You may want to use the loo or snoop
through drawers to check for, you know, space, but refrain. Here, Emily Power from domain.com.au advises on open-for-inspection etiquette...
If you’re the potential buyer
Interrogate the Agent
They’re not standing around in a suit on a Saturday for nothing. Emily suggests asking the following questions...
How long has the property been on the market?
If it is a unit – what are the body corporate fees?
Are there heritage controls that could impact on any future renovations?
Check out www.domain.com.au/property-profile to undertake further research.
Harass the neighbours
“It's acceptable to knock on the neighbours' doors to ask about community values, standard of local schools and quality of the amenities,” reveals Emily.
Bring along family or friends who can be objective. Emily also suggests a structural assessment and having a pest inspection done later down the line.
Wear your poker face
Remember other attendees are your competition. Keep any discussions about your budget or buying strategy quiet.
Arrive at the beginning of the showing. You want ample time to do your detective work and develop a feeling for the place.
Turn on the taps, scrutinise guttering and roof tiling, linger in the front rooms listening for traffic noise and check that windows and doors close flush. Also check for enough powerpoints – in the right places. And ask what the internet signal is like, too.
Make yourself at home
Traipsing through the house in dirty shoes, sitting on the couch, parking in the driveway, lying on the bed – are all big no-nos, according to Emily,
Make stuff up
If you’re not interested, be honest. An agent is a resource and if this property isn’t right for you, maybe they know of one that is.
When you’re the vendor
Consider employing a stylist to come in and get your home looking its best, and a cleaner – your agent should be able to give you good contacts.

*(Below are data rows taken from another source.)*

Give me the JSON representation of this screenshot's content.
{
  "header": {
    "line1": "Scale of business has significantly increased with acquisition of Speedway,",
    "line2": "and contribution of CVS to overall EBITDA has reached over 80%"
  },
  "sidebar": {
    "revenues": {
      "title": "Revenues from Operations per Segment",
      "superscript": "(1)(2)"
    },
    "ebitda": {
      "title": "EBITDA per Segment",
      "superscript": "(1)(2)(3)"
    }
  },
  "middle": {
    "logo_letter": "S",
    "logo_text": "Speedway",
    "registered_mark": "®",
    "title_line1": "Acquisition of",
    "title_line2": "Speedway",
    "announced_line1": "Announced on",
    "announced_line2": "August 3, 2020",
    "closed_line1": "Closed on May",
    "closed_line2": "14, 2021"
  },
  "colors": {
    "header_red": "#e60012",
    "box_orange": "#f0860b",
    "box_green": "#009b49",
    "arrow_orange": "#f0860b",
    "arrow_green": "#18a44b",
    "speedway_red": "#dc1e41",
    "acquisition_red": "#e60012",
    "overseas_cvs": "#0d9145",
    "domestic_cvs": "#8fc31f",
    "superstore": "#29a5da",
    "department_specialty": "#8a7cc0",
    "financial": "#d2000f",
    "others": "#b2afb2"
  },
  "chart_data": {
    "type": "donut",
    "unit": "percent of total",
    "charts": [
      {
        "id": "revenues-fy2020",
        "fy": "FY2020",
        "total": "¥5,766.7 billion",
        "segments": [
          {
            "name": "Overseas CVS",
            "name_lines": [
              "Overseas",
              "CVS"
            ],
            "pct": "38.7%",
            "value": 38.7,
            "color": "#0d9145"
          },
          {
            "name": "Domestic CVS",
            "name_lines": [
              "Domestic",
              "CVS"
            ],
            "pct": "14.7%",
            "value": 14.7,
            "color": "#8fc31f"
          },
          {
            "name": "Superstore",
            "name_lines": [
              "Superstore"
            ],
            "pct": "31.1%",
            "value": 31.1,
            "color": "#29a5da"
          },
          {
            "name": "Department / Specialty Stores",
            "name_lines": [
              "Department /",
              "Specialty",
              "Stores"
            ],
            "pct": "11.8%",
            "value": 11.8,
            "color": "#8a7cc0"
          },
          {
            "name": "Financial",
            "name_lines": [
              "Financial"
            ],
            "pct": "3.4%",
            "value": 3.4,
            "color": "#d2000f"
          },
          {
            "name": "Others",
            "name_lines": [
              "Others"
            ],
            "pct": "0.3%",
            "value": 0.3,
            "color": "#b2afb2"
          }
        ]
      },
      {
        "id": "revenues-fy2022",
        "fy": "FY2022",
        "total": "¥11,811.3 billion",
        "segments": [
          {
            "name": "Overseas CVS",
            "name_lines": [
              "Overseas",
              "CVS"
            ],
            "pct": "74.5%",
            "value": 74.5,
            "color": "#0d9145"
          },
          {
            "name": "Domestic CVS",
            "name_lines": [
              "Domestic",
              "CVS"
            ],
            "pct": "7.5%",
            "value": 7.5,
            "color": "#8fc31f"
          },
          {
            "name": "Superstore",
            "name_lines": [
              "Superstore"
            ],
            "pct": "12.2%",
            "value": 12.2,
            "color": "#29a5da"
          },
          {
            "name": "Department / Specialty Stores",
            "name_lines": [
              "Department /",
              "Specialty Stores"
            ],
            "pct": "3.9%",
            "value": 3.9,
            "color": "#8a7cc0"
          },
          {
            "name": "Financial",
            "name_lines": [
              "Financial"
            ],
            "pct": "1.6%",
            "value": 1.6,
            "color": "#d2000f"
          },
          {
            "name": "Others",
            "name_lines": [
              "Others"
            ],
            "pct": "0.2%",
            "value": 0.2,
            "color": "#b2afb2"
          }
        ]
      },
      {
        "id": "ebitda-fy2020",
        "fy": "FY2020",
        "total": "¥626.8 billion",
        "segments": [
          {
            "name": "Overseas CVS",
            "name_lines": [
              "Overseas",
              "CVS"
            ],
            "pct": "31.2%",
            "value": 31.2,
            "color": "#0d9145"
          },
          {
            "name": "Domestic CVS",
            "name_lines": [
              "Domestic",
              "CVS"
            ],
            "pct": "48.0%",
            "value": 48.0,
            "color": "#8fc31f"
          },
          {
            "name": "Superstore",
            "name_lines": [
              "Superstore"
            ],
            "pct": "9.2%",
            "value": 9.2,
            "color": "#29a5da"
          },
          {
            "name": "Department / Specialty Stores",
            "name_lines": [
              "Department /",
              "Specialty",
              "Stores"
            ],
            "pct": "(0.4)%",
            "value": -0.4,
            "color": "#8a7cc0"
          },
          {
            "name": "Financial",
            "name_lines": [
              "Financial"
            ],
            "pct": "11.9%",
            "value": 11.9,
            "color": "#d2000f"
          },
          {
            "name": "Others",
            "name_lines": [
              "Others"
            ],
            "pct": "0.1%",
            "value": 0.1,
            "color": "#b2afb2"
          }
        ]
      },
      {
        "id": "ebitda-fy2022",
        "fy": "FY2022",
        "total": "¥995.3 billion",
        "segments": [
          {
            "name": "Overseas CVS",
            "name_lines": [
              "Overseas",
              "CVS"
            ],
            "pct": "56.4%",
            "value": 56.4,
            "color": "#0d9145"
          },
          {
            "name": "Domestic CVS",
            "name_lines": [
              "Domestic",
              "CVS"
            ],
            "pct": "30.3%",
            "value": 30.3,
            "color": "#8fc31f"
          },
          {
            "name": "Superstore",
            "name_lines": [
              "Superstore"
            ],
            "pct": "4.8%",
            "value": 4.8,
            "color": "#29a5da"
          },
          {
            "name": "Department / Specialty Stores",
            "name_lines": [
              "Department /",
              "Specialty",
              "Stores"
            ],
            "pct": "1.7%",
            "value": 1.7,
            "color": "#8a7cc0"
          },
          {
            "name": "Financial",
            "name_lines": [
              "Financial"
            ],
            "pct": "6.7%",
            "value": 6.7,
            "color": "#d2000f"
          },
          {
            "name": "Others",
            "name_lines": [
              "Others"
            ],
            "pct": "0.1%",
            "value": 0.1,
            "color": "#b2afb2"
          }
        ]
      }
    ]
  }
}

Coffee brewing, fresh flowers, candles. Trounce your house up like you’re expecting special guests.
Suss out the competition
Attend other local open homes and establish where your property sits on the market. This is also an opportunity to observe agents and decide which might work best for you.
Check your insurance
Does your home and contents policy cover you for inspections? Some don’t so make a call and find out.
Lurking around will make potential buyers and the agent uncomfortable. Go for a coffee and get out of everyone’s hair.
Display personal photographs
You want a potential buyer to form their own attachment to a property - your baby and wedding memorabilia won’t encourage this.
Leave valuables about
“Lock up smaller items or identity paperwork (including mail and passports) that could be easily swindled or copied. Consider hiring offsite storage for larger items, including artwork, because some thieves will use open houses as a chance to case a property,” warns Emily.
Forget to deadlock windows
Unfortunately, thieves have also been known to unlock windows during an open house, in order to let themselves in later. Deadlock windows, especially those at the back or sides of the property.
This information is current as at 18/11/2016.